Organizar a gestão do patrimônio, garantir seu retorno financeiro e proporcionar tranquilidade e eficiência na sucessão são alguns dos principais objetivos da gestão profissional de grandes fortunas familiares. Há no mercado financeiro um profissional especializado nesta função, o gestor de patrimônio familiar, ou wealth manager. Porém, algumas famílias ainda podem optar em selecionar um familiar para fazer esse trabalho, mas será que é a melhor escolha?

Em primeiro lugar, as famílias costumam crescer mais rápido que as empresas e quem nunca ouviu falar de casos em que todo o patrimônio de um avô rico tenha se ruído com a má gestão dos filhos e como consequência, ficaram pobres os netos? É para que casos assim não aconteçam que as famílias devem ser perguntar, e se preocupar, sobre como seus negócios e patrimônios irão se perpetuar por gerações. Mas, esse trabalho deveria ficar a cargo de um membro da família ou de um profissional?

Ter um familiar na gestão de todo o patrimônio pode apresentar vários dilemas, entre eles o peso da tomada de decisão, visto que a falta de expertise pode levar o familiar a cometer falhas graves na gestão dos recursos; a falta de liberdade pessoal, uma vez que o familiar estará muito ocupado cuidando do patrimônio de toda a família; e o próprio comprometimento das relações familiares, que podem se tornar conflituosa.

Família deve ser tratada como uma família e o negócio como um negócio

A grande questão é que, muitas vezes, os familiares estão ocupados em gerenciar suas carreiras e os negócios da família e pouco tempo lhes restam para pensar em investimentos. Há também a falta de conhecimentos técnicos para fazer essa gestão, os quais são comuns para os gestores experientes, acostumados a gerir grandes fortunas no Brasil e no exterior.
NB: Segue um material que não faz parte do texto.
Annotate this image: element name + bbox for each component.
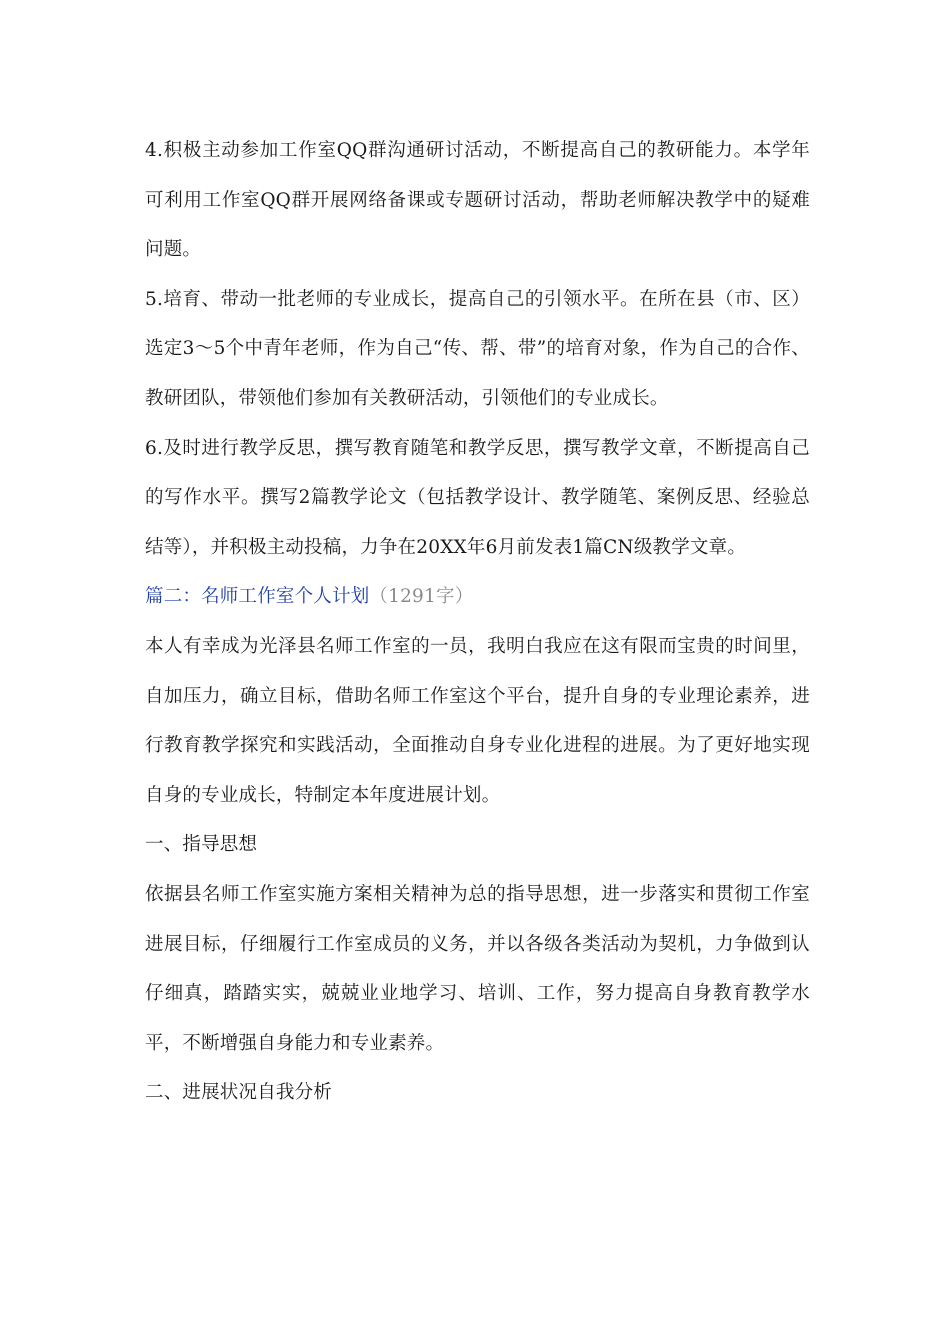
article-title-link[interactable]: 名师工作室个人计划 xyxy=(201,586,370,608)
heading-self-analysis: 二、进展状况自我分析 xyxy=(145,1082,333,1104)
article-word-count: （1291字） xyxy=(369,586,474,608)
article-title xyxy=(145,572,810,622)
guiding-ideology-paragraph: 依据县名师工作室实施方案相关精神为总的指导思想，进一步落实和贯彻工作室进展目标，仔细履行工作室成员的义务，并以各级各类活动为契机，力争做到认仔细真，踏踏实实，兢兢业业地学习、培训、工作，努力提高自身教育教学水平，不断增强自身能力和专业素养。 xyxy=(145,883,810,1054)
paragraph-item-4: 4.积极主动参加工作室QQ群沟通研讨活动，不断提高自己的教研能力。本学年可利用工作室QQ群开展网络备课或专题研讨活动，帮助老师解决教学中的疑难问题。 xyxy=(145,140,810,261)
document-body xyxy=(145,126,810,1118)
heading-guiding-ideology: 一、指导思想 xyxy=(145,834,258,856)
intro-paragraph: 本人有幸成为光泽县名师工作室的一员，我明白我应在这有限而宝贵的时间里，自加压力，确立目标，借助名师工作室这个平台，提升自身的专业理论素养，进行教育教学探究和实践活动，全面推动自身专业化进程的进展。为了更好地实现自身的专业成长，特制定本年度进展计划。 xyxy=(145,635,810,806)
article-title-prefix: 篇二： xyxy=(145,586,202,608)
paragraph-item-5: 5.培育、带动一批老师的专业成长，提高自己的引领水平。在所在县（市、区）选定3～5个中青年老师，作为自己“传、帮、带”的培育对象，作为自己的合作、教研团队，带领他们参加有关教研活动，引领他们的专业成长。 xyxy=(145,288,810,409)
paragraph-item-6: 6.及时进行教学反思，撰写教育随笔和教学反思，撰写教学文章，不断提高自己的写作水平。撰写2篇教学论文（包括教学设计、教学随笔、案例反思、经验总结等），并积极主动投稿，力争在20XX年6月前发表1篇CN级教学文章。 xyxy=(145,437,810,558)
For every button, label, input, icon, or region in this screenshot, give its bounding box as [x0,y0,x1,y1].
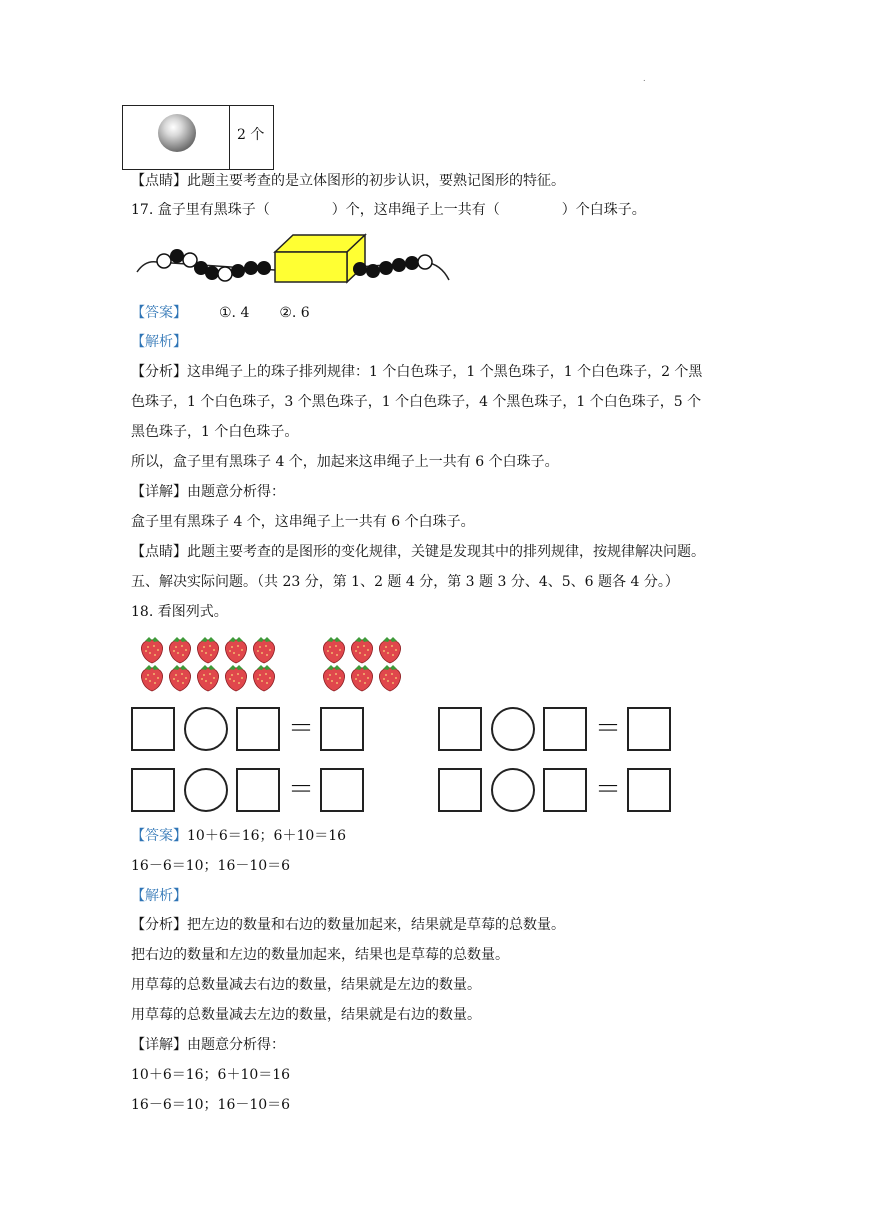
bead-black [244,261,258,275]
answer-box[interactable] [236,707,280,751]
q17-part-c: ）个白珠子。 [561,202,646,218]
answer-box[interactable] [438,707,482,751]
equals-sign: ＝ [288,775,315,805]
bead-black [257,261,271,275]
answer-box[interactable] [627,707,671,751]
bead-white [157,254,171,268]
analysis-line-1 [131,362,702,382]
strawberry [197,665,218,691]
equals-sign: ＝ [288,714,315,744]
question-17 [131,200,646,220]
jiexi-tag: 【解析】 [131,334,187,350]
analysis-line-4: 所以，盒子里有黑珠子 4 个，加起来这串绳子上一共有 6 个白珠子。 [131,454,559,470]
detail-answer: 盒子里有黑珠子 4 个，这串绳子上一共有 6 个白珠子。 [131,514,475,530]
detail-line [131,482,285,502]
operator-circle[interactable] [184,768,228,812]
bead-black [205,266,219,280]
detail-text: 由题意分析得： [187,484,285,500]
answer-17 [131,303,310,323]
strawberry-figure [138,632,408,694]
summary-line-1 [131,171,565,191]
page-mark: . [643,74,646,83]
analysis-text-1: 这串绳子上的珠子排列规律：1 个白色珠子，1 个黑色珠子，1 个白色珠子，2 个黑 [187,364,703,380]
q17-part-a: 17. 盒子里有黑珠子（ [131,202,270,218]
answer-box[interactable] [131,768,175,812]
analysis-18-line-4: 用草莓的总数量减去左边的数量，结果就是右边的数量。 [131,1007,481,1023]
bead-string-figure [135,230,455,290]
section-5-heading: 五、解决实际问题。（共 23 分，第 1、2 题 4 分，第 3 题 3 分、4、5、6 题各 4 分。） [131,574,679,590]
bead-black [392,258,406,272]
strawberry [169,637,190,663]
detail-tag: 【详解】 [131,484,187,500]
left-group-strawberries [141,637,274,691]
answer-tag-18: 【答案】 [131,828,187,844]
q17-part-b: ）个，这串绳子上一共有（ [331,202,500,218]
answer-18-line-2: 16－6＝10；16－10＝6 [131,858,291,874]
bead-white [418,255,432,269]
answer-box[interactable] [320,707,364,751]
operator-circle[interactable] [184,707,228,751]
operator-circle[interactable] [491,707,535,751]
analysis-18-line-1 [131,915,565,935]
strawberry [225,665,246,691]
answer-box[interactable] [438,768,482,812]
bead-black [405,256,419,270]
detail-18-answer-2: 16－6＝10；16－10＝6 [131,1097,291,1113]
bead-black [379,261,393,275]
answer-box[interactable] [543,707,587,751]
answer-18-text-1: 10＋6＝16；6＋10＝16 [187,828,347,844]
equals-sign: ＝ [595,714,622,744]
bead-black [170,249,184,263]
equals-sign: ＝ [595,775,622,805]
strawberry [253,637,274,663]
answer-1: ①. 4 [219,305,250,321]
right-group-strawberries [323,637,400,691]
answer-box[interactable] [131,707,175,751]
strawberry [379,665,400,691]
answer-box[interactable] [543,768,587,812]
strawberry [197,637,218,663]
summary-line-2 [131,542,705,562]
answer-box[interactable] [320,768,364,812]
strawberry [141,665,162,691]
summary-tag-2: 【点睛】 [131,544,187,560]
sphere-count: 2 个 [237,127,265,143]
analysis-line-3: 黑色珠子，1 个白色珠子。 [131,424,299,440]
summary-tag: 【点睛】 [131,173,187,189]
answer-tag: 【答案】 [131,305,187,321]
detail-tag-18: 【详解】 [131,1037,187,1053]
summary-text: 此题主要考查的是立体图形的初步认识，要熟记图形的特征。 [187,173,565,189]
strawberry [169,665,190,691]
jiexi-tag-18: 【解析】 [131,888,187,904]
answer-18-line-1 [131,826,346,846]
bead-black [231,264,245,278]
sphere-image [158,114,196,152]
strawberry [253,665,274,691]
answer-box[interactable] [236,768,280,812]
analysis-tag-18: 【分析】 [131,917,187,933]
bead-black [366,264,380,278]
table-divider [229,106,230,169]
strawberry [351,637,372,663]
bead-black [353,262,367,276]
operator-circle[interactable] [491,768,535,812]
analysis-18-text-1: 把左边的数量和右边的数量加起来，结果就是草莓的总数量。 [187,917,565,933]
yellow-box [275,235,365,282]
strawberry [141,637,162,663]
strawberry [379,637,400,663]
answer-box[interactable] [627,768,671,812]
analysis-18-line-2: 把右边的数量和左边的数量加起来，结果也是草莓的总数量。 [131,947,509,963]
analysis-line-2: 色珠子，1 个白色珠子，3 个黑色珠子，1 个白色珠子，4 个黑色珠子，1 个白色珠子，5 个 [131,394,702,410]
summary-text-2: 此题主要考查的是图形的变化规律，关键是发现其中的排列规律，按规律解决问题。 [187,544,705,560]
answer-2: ②. 6 [279,305,310,321]
analysis-18-line-3: 用草莓的总数量减去右边的数量，结果就是左边的数量。 [131,977,481,993]
detail-18-text: 由题意分析得： [187,1037,285,1053]
strawberry [225,637,246,663]
strawberry [323,665,344,691]
strawberry [351,665,372,691]
strawberry [323,637,344,663]
question-18: 18. 看图列式。 [131,604,228,620]
detail-18-line [131,1035,285,1055]
bead-white [218,267,232,281]
detail-18-answer-1: 10＋6＝16；6＋10＝16 [131,1067,291,1083]
analysis-tag: 【分析】 [131,364,187,380]
shape-table [122,105,274,170]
Dessa forma, o foco dos familiares deve estar no desenvolvimento dos negócios e não pode ser desvirtuado para o desenvolvimento do patrimônio familiar, trabalho que cabe, com mais profissionalismo, ao wealth mananger. Além disso, ainda que algum familiar queira cuidar da gestão do patrimônio familiar, será que os demais membros da família ficariam satisfeitos? Ou, será que ele mesmo se sentiria 100% confortável nessa posição?

Outro ponto que também deve ser pensado é sobre os relacionamentos familiares na hora de realizar a gestão do patrimônio. Administrar a família é muito diferente de administrar uma empresa e o mesmo acontece na hora de fazer a gestão do patrimônio familiar. As decisões sobre investimentos tomadas pelas famílias também são diferentes daquelas tomadas pelos executivos de uma empresa. E não se pode misturar negócios e família.

É por isso que deve haver a separação da gestão dos ativos pessoais da gestão dos ativos da empresa, com o objetivo de manter confidencialidade e própria segurança da família. Assim, o que seria interessante é eleger um ou dois membros da família que possam estar mais próximos ao profissional que irá fazer a gestão do patrimônio, com o intuito de acompanhar mais de perto e suprir de informações esse gestor para que seja feito o melhor planejamento.

Com os recursos familiares bem geridos, os membros da família se ocupam de suas carreiras e em consolidar o capital intelectual, humano, social e financeiro. Assim, podem focar no desenvolvimento dos negócios, com harmonia entre todos e a garantia da perpetuação do patrimônio.